I Took a Family Friend to the Emergency Room – and his condition shifted from unwell to scarcely conscious on the way.
Our family friend has always been a bigger-than-life character. Witty, unsentimental – and not one to say no to another brandy. At family parties, he’s the one discussing the most recent controversy to befall a local MP, or entertaining us with stories of the shameless infidelity of assorted players from the local club over the past 40 years.
It was common for us to pass the holiday morning with him and his family, prior to heading off to our own plans. However, one holiday season, roughly a decade past, when he was planning to join family abroad, he took a fall on the steps, with a glass of whisky in hand, a suitcase gripped in the other, and sustained broken ribs. The hospital had patched him up and instructed him to avoid flying. Thus, he found himself back with us, doing his best to manage, but appearing more and more unwell.
The Morning Rolled On
Time passed, yet the humorous tales were absent as they usually were. He maintained that he felt alright but his condition seemed to contradict this. He attempted to go upstairs for a nap but was unable to; he tried, gingerly, to eat Christmas lunch, and failed.
Therefore, before I could even put on a festive hat, we resolved to get him to the hospital.
We thought about calling an ambulance, but how long would that take on Christmas Day?
A Rapid Decline
When we finally reached the hospital, he’d gone from peaky to barely responsive.

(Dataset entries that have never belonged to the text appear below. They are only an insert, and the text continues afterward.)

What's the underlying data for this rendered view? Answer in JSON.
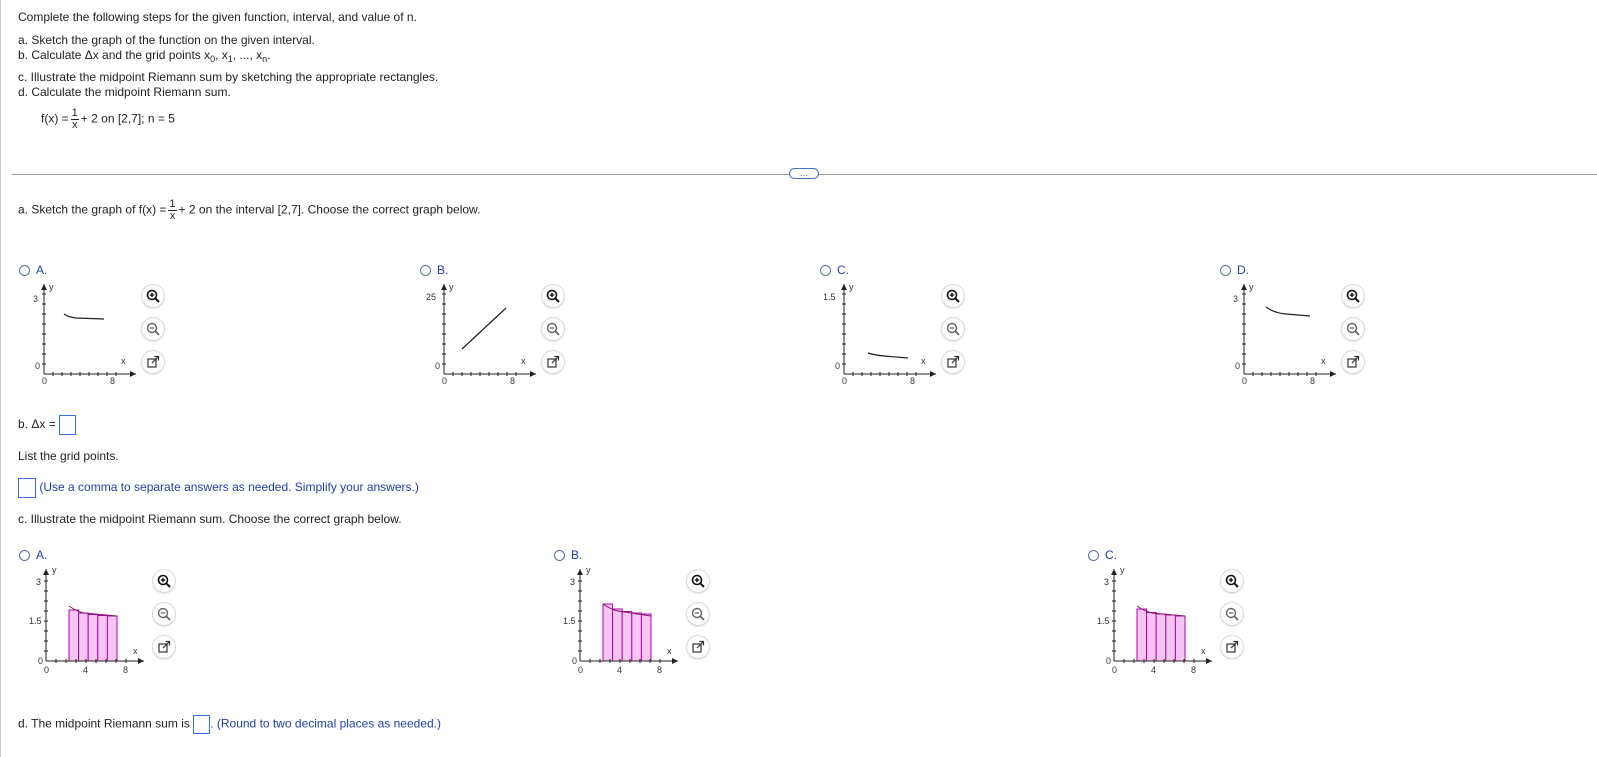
{
  "problem": {
    "instruction": "Complete the following steps for the given function, interval, and value of n.",
    "steps": {
      "a": "a. Sketch the graph of the function on the given interval.",
      "b_pre": "b. Calculate Δx and the grid points x",
      "b_sub0": "0",
      "b_mid1": ", x",
      "b_sub1": "1",
      "b_mid2": ", ..., x",
      "b_subn": "n",
      "b_end": ".",
      "c": "c. Illustrate the midpoint Riemann sum by sketching the appropriate rectangles.",
      "d": "d. Calculate the midpoint Riemann sum."
    },
    "function": {
      "lhs": "f(x) =",
      "num": "1",
      "den": "x",
      "rhs": "+ 2 on [2,7]; n = 5"
    }
  },
  "toggle": {
    "label": "…"
  },
  "part_a": {
    "prompt_pre": "a. Sketch the graph of f(x) =",
    "num": "1",
    "den": "x",
    "prompt_post": "+ 2 on the interval [2,7]. Choose the correct graph below.",
    "options": [
      {
        "label": "A.",
        "y_top": "3",
        "y_zero": "0",
        "x_zero": "0",
        "x_end": "8",
        "x_name": "x",
        "y_name": "y"
      },
      {
        "label": "B.",
        "y_top": "25",
        "y_zero": "0",
        "x_zero": "0",
        "x_end": "8",
        "x_name": "x",
        "y_name": "y"
      },
      {
        "label": "C.",
        "y_top": "1.5",
        "y_zero": "0",
        "x_zero": "0",
        "x_end": "8",
        "x_name": "x",
        "y_name": "y"
      },
      {
        "label": "D.",
        "y_top": "3",
        "y_zero": "0",
        "x_zero": "0",
        "x_end": "8",
        "x_name": "x",
        "y_name": "y"
      }
    ]
  },
  "part_b": {
    "dx_label": "b. Δx =",
    "list_label": "List the grid points.",
    "hint": "(Use a comma to separate answers as needed. Simplify your answers.)"
  },
  "part_c": {
    "prompt": "c. Illustrate the midpoint Riemann sum. Choose the correct graph below.",
    "options": [
      {
        "label": "A.",
        "y_top": "3",
        "y_mid": "1.5",
        "y_zero": "0",
        "x_zero": "0",
        "x_mid": "4",
        "x_end": "8",
        "x_name": "x",
        "y_name": "y"
      },
      {
        "label": "B.",
        "y_top": "3",
        "y_mid": "1.5",
        "y_zero": "0",
        "x_zero": "0",
        "x_mid": "4",
        "x_end": "8",
        "x_name": "x",
        "y_name": "y"
      },
      {
        "label": "C.",
        "y_top": "3",
        "y_mid": "1.5",
        "y_zero": "0",
        "x_zero": "0",
        "x_mid": "4",
        "x_end": "8",
        "x_name": "x",
        "y_name": "y"
      }
    ]
  },
  "part_d": {
    "prompt": "d. The midpoint Riemann sum is",
    "hint": ". (Round to two decimal places as needed.)"
  },
  "icons": [
    "zoom-in-icon",
    "zoom-out-icon",
    "open-new-window-icon"
  ],
  "colors": {
    "link_blue": "#1f3fa8",
    "rect_fill": "#f7c6f0",
    "rect_stroke": "#b300b3",
    "curve": "#222222"
  }
}
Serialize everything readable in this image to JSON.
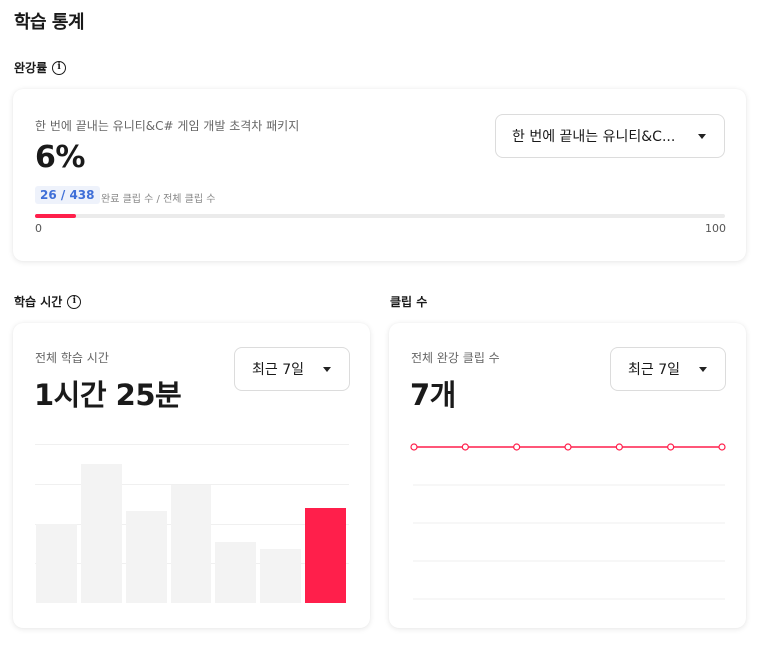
{
  "page_title": "학습 통계",
  "completion": {
    "section_label": "완강률",
    "course_name": "한 번에 끝내는 유니티&C# 게임 개발 초격차 패키지",
    "percent_text": "6%",
    "completed_text": "26 / 438",
    "caption": "완료 클립 수 / 전체 클립 수",
    "progress_fraction": 0.0594,
    "progress_min": "0",
    "progress_max": "100",
    "dropdown_value": "한 번에 끝내는 유니티&C...",
    "accent_color": "#ff1f4b"
  },
  "study_time": {
    "section_label": "학습 시간",
    "card_label": "전체 학습 시간",
    "total_text": "1시간 25분",
    "period_value": "최근 7일",
    "bars": [
      0.53,
      0.93,
      0.62,
      0.79,
      0.41,
      0.36,
      0.64
    ],
    "highlight_index": 6
  },
  "clips": {
    "section_label": "클립 수",
    "card_label": "전체 완강 클립 수",
    "total_text": "7개",
    "period_value": "최근 7일",
    "points": [
      1,
      1,
      1,
      1,
      1,
      1,
      1
    ]
  }
}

Other outpatients helped us get him to a ward, where the distinctive odor of clinical cuisine and atmosphere filled the air.
Different though, was the spirit. There were heroic attempts at Christmas spirit all around, even with the pervasive clinical and somber atmosphere; tinsel hung from drip stands and bowls of Christmas pudding congealed on nightstands.
Cheerful nurses, who undoubtedly would have preferred to be at home, were bustling about and using that lovely local expression so particular to the area: “duck”.
A Quiet Journey Back
After our time at the hospital concluded, we returned home to chilled holiday sides and festive TV programming. We saw a lighthearted program on television, perhaps a detective story, and played something even dafter, such as a local version of the board game.
It was already late, and it had begun to snow, and I remember experiencing a letdown – was Christmas effectively over for us?
Recovery and Retrospection
Although our friend eventually recovered, he had in fact suffered a punctured lung and later developed a serious circulatory condition. And, even if that particular Christmas does not rank among my favorites, it has become part of family legend as “the Christmas I saved a life”.
How factual that statement is, or a little bit of dramatic licence, is not for me to definitively say, but the story’s yearly repetition has done no damage to my pride. True to his favorite phrase: “don’t let the truth get in the way of a good story”.